When GN Associates bought EastSide Apartments, 736 E. Foster Ave., tenants thought it would be a smooth and uneventful transition. Four months later, tenants are complaining about the continuous renovations taking place.
Last October, GN Associates owner of several apartment buildings in State College bought EastSide Apartments from Associated Realty, 456 E. Beaver Ave., with the intention of renovating the apartments.
Shirley Chou (junior-East Asian studies) says tenants such as her were informed by mail that GN Associates bought their leases and that the company would be notifying tenants about future apartment renovations.
"The renovations are not necessary. We were fine before," Chou said.
Chou is among the residents who are not going to pay the $100 monthly rent increase next year, a fee that GN Associates says is necessary to pay for the changes.
The changes include cabinets, plush carpeted floors and renovated bathrooms.
Kathy Moore, of Associated Realty, said that under the contract tenants signed last year, it is within the rights of GN Associates to renovate the apartments. The new enforcers of the contract referred to a subtext in the contract that allows the owner to enter the apartment at reasonable times for repairs and maintenance.

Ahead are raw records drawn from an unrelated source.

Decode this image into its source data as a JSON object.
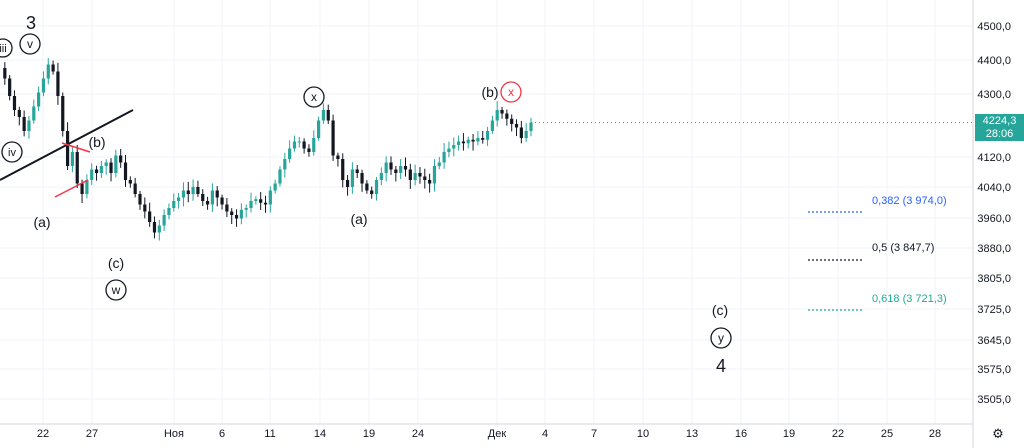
{
  "chart_data": {
    "type": "candlestick",
    "y_axis": {
      "ticks": [
        "4500,0",
        "4400,0",
        "4300,0",
        "4224,3",
        "4120,0",
        "4040,0",
        "3960,0",
        "3880,0",
        "3805,0",
        "3725,0",
        "3645,0",
        "3575,0",
        "3505,0"
      ],
      "ylim": [
        3460,
        4560
      ]
    },
    "x_axis": {
      "ticks": [
        "22",
        "27",
        "Ноя",
        "6",
        "11",
        "14",
        "19",
        "24",
        "Дек",
        "4",
        "7",
        "10",
        "13",
        "16",
        "19",
        "22",
        "25",
        "28"
      ]
    },
    "current_price": {
      "value": "4224,3",
      "timer": "28:06",
      "color": "#26a69a"
    },
    "price_path": [
      4380,
      4350,
      4300,
      4260,
      4240,
      4200,
      4230,
      4270,
      4310,
      4350,
      4390,
      4370,
      4300,
      4200,
      4100,
      4140,
      4050,
      4020,
      4060,
      4090,
      4080,
      4100,
      4110,
      4080,
      4130,
      4110,
      4060,
      4050,
      4020,
      3990,
      3970,
      3940,
      3910,
      3930,
      3960,
      3980,
      4000,
      4010,
      4030,
      4020,
      4040,
      4020,
      4000,
      3990,
      4030,
      4010,
      3990,
      3970,
      3960,
      3950,
      3975,
      3980,
      4000,
      4005,
      3995,
      3990,
      4030,
      4050,
      4090,
      4120,
      4150,
      4170,
      4170,
      4150,
      4140,
      4180,
      4230,
      4260,
      4230,
      4130,
      4120,
      4060,
      4040,
      4090,
      4080,
      4050,
      4030,
      4020,
      4060,
      4080,
      4110,
      4090,
      4080,
      4100,
      4090,
      4060,
      4080,
      4070,
      4060,
      4050,
      4100,
      4110,
      4140,
      4150,
      4160,
      4170,
      4165,
      4175,
      4170,
      4180,
      4175,
      4200,
      4230,
      4260,
      4250,
      4235,
      4220,
      4210,
      4180,
      4200,
      4224
    ]
  },
  "waves": {
    "label_3": "3",
    "label_iii": "iii",
    "label_v": "v",
    "label_iv": "iv",
    "label_a1": "(a)",
    "label_b1": "(b)",
    "label_c1": "(c)",
    "label_w": "w",
    "label_x1": "x",
    "label_a2": "(a)",
    "label_b2": "(b)",
    "label_x2": "x",
    "label_c2": "(c)",
    "label_y": "y",
    "label_4": "4"
  },
  "fibonacci": [
    {
      "text": "0,382 (3 974,0)",
      "color": "#2962ff"
    },
    {
      "text": "0,5 (3 847,7)",
      "color": "#131722"
    },
    {
      "text": "0,618 (3 721,3)",
      "color": "#22ab94"
    }
  ],
  "colors": {
    "up": "#26a69a",
    "down": "#131722",
    "red": "#f23645",
    "grid": "#f0f3fa"
  }
}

Local Attorney Amos Goodall, representative for GN Associates, said the owner of any apartment is permitted to do renovations as it falls under repairs and maintenance mentioned in the contract.
Chou disagreed. "When they had finished the bathroom we had no hot water and the toilet rocked. That is not considered a repair," she said.
"We have to move everything in the apartment into the kitchen or bathroom so they can put a new carpet down. How are we going to do that?" she asked pointing to the furniture that she doubts will fit into the limited space.
"There is supposedly more to come. But they upped the rent so much that we can't renew. When we try to complain we just get some company line," said Roy Stanley (junior-secondary education).
Holley Dougherty, of GN Associates, explained the situation.
"We are trying to do everything we can to work around people's schedule," she said.
Dougherty said that often the crew helps with furniture moving. "One time I had the crew go back to set up an entertainment system, and then they returned to fix the VCR picture," she said.
Stanley said there was a day when the bathroom was off limits in the apartment of everyone he knows on his floor.
"I planned on running across the street to Burger King," he said. "We were brushing our teeth in the kitchen. This week, it is new walls."
Stanley and Chou say the noise all day is disrupting to their everyday routines. Neither of them will be renewing next year's lease with GN Associates, although tenants who do stay will pay less than newcomers.
"They still upped it too much," Stanley said. He has begun looking for a new apartment.
"It is taking too long, and I don't think they want to pay for outside help," Stanley said. "The in-house maintenance crew is working as fast as they can."
"We don't really want to go much faster than the pace now of a kitchen a day and a bathroom in two days," Dougherty said.
GN Associates officials said they have a crew of five working on a schedule to renovate the building. They hired the fifth worker specifically for the renovations, that the company says, will benefit the tenants.
"How do we benefit?" Chou said. "We aren't staying."